La flotte méditerranéenne est majoritairement soumise à un contrôle réduit et transporte des matières dangereuses. Les flux maritimes de transit représentent près de 40 % du trafic méditerranéen.
A l’horizon 2025, une très forte croissance des pressions est à prévoir: multiplication par 2,6 des trafics de fret terrestres, par 3,7 des trafics fret maritimes, quasi doublement du trafic voyageurs. La motorisation de masse(automobiles) devrait se généraliser au Sud avant 2025.
Cette évolution exponentielle aura de lourds impacts en termes de congestion, de nuisances sonores, d’émissions de gaz à effet de serre, de pollutions locales. Avec la forte croissance des trafics, la mer Méditerranée n’est pas non plus à l’abri d’une catastrophe écologique dont les coûts pourraient être beaucoup plus élevés que ceux enregistrés en Atlantique.
Le trafic maritime en Méditerranée est également vulnérable. Le flux croissant de navires multiplie les risques d'accidents, de piraterie, de terrorisme ou encore d'utilisation frauduleuse, voire de pratiques criminelles, comme le trafic de stupéfiants ou d’être humains, susceptibles de porter atteinte à des intérêts majeurs et de rendre inopérantes certaines infrastructures portuaires.
Aussi, pourraient être retenus des projets contribuant à l’intégration de l’espace méditerranéen, facilitant les échanges tout en préservant l’environnement, et permettant de sécuriser les échanges, tout en répondant aux besoins immédiats de sécurité des populations, ayant les caractéristiques suivantes :
- caractère transnational du projet, nécessitant la coopération de plusieurs pays pour les mener à bien,
- nombre important d’usagers directement touchés et concernés dans leur quotidien ;
- estimation des retombées économiques et sociales,
- logiques de mobilité et de développement durable.
Plusieurs projets ont été répertoriés et présentés en 2005 par le Groupe de Haut niveau (GHN), ou listés dans le Plan d’action régional de transport pour la région Méditerranée (PART, 2007 – 2013), réalisé au sein du Forum Euromed.
Parmi ceux-ci :
2. Le développement des autoroutes de la mer
Le concept d'autoroutes de la mer a émergé au début des années 2000 comme une combinaison de services intégrés de transport de marchandises sur des grands axes de transport comprenant un parcours maritime. Cet ensemble de services modernisés se matérialise tout au long de la chaîne des transports, à la fois sur le parcours terrestre, durant les transits portuaires, aux passages frontières et sur le segment maritime; il vise à assurer une plus grande fluidité du commerce transméditerranéen.
L'Espagne et la France ont relancé courant 2007 un projet de liaisons entre leurs 2 pays, susceptible d’aboutir très prochainement. Au sein de l'Union européenne, des réflexions sont aussi engagées entre l’Italie, la France et l’Espagne, entre la France et le Portugal, pour proposer des initiatives sur le corridor ouest Méditerranée.

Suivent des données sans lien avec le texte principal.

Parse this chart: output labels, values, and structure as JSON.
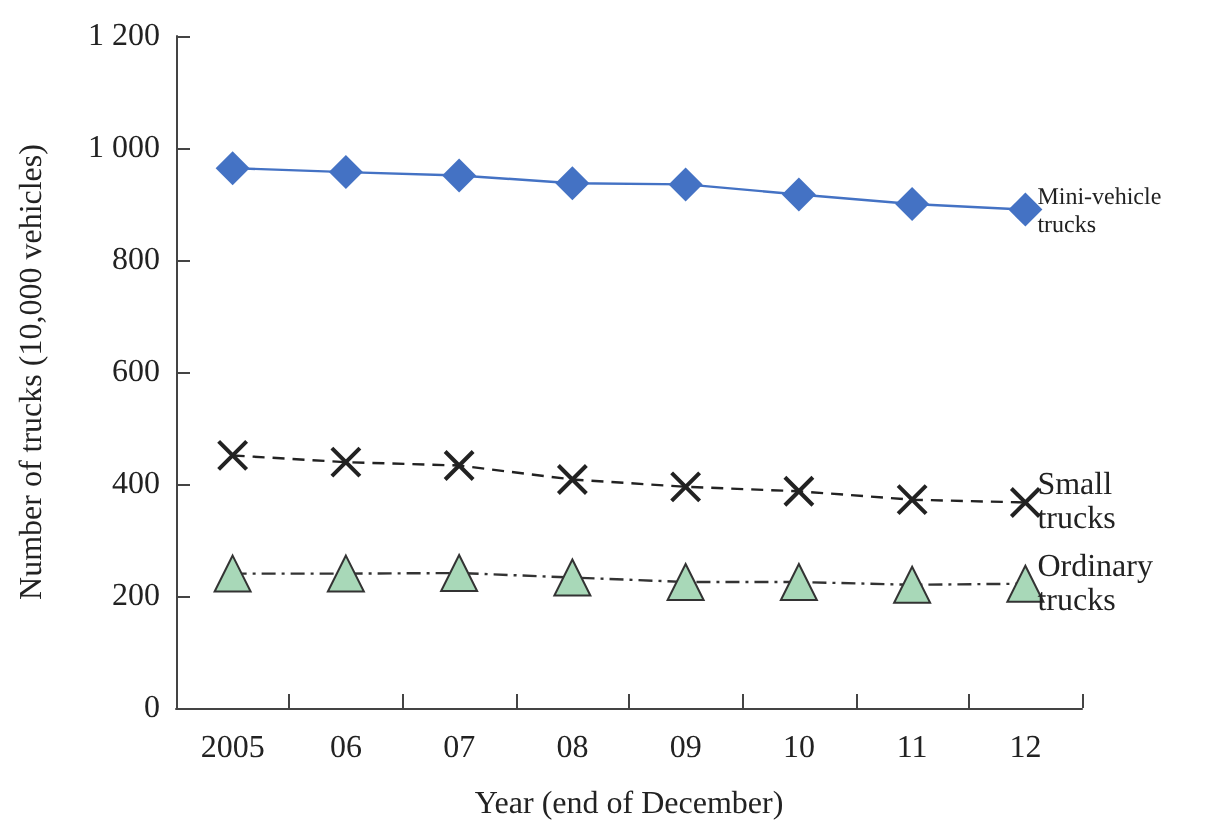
{
  "chart_data": {
    "type": "line",
    "categories": [
      "2005",
      "06",
      "07",
      "08",
      "09",
      "10",
      "11",
      "12"
    ],
    "series": [
      {
        "name": "Mini-vehicle trucks",
        "color": "#4472c4",
        "marker": "diamond",
        "line_style": "solid",
        "values": [
          964,
          957,
          951,
          937,
          935,
          917,
          900,
          890
        ]
      },
      {
        "name": "Small trucks",
        "color": "#222222",
        "marker": "cross",
        "line_style": "dashed",
        "values": [
          451,
          439,
          433,
          408,
          395,
          387,
          372,
          367
        ]
      },
      {
        "name": "Ordinary trucks",
        "color": "#a8d8b8",
        "marker": "triangle",
        "line_style": "dashdot",
        "values": [
          240,
          240,
          241,
          233,
          225,
          225,
          220,
          222
        ]
      }
    ],
    "xlabel": "Year (end of December)",
    "ylabel": "Number of trucks (10,000 vehicles)",
    "ylim": [
      0,
      1200
    ],
    "yticks": [
      0,
      200,
      400,
      600,
      800,
      {
        "value": 1000,
        "label": "1 000"
      },
      {
        "value": 1200,
        "label": "1 200"
      }
    ],
    "grid": false,
    "legend": false
  }
}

Ces autoroutes de la mer répondent à plusieurs objectifs, notamment la réduction des congestions routières engendrées par la croissance très rapide du trafic du fret routier et le renforcement de l'efficacité du système d'exportation. Les intérêts des opérateurs convergent de part et d'autre de la Méditerranée pour fluidifier les acheminements maritimes combinés et accroître la part maritime des échanges commerciaux.
Pour les deux grandes solutions de transport de marchandises générales, en containers ou en remorques, les autoroutes de la mer en Méditerranée doivent pouvoir s'appuyer sur des services maritimes existants, combinés avec des avancées dans les domaines du transit portuaire, du passage frontalier et du transport terrestre. Elles nécessitent de revoir les infrastructures portuaires et de renforcer et d’améliorer la qualité des services existants et l’intégration du parcours maritime dans des schémas de transport combinant mieux le mode maritime et les modes terrestres. Ce projet se place ainsi dans un double objectif de développement durable et de viabilité économique.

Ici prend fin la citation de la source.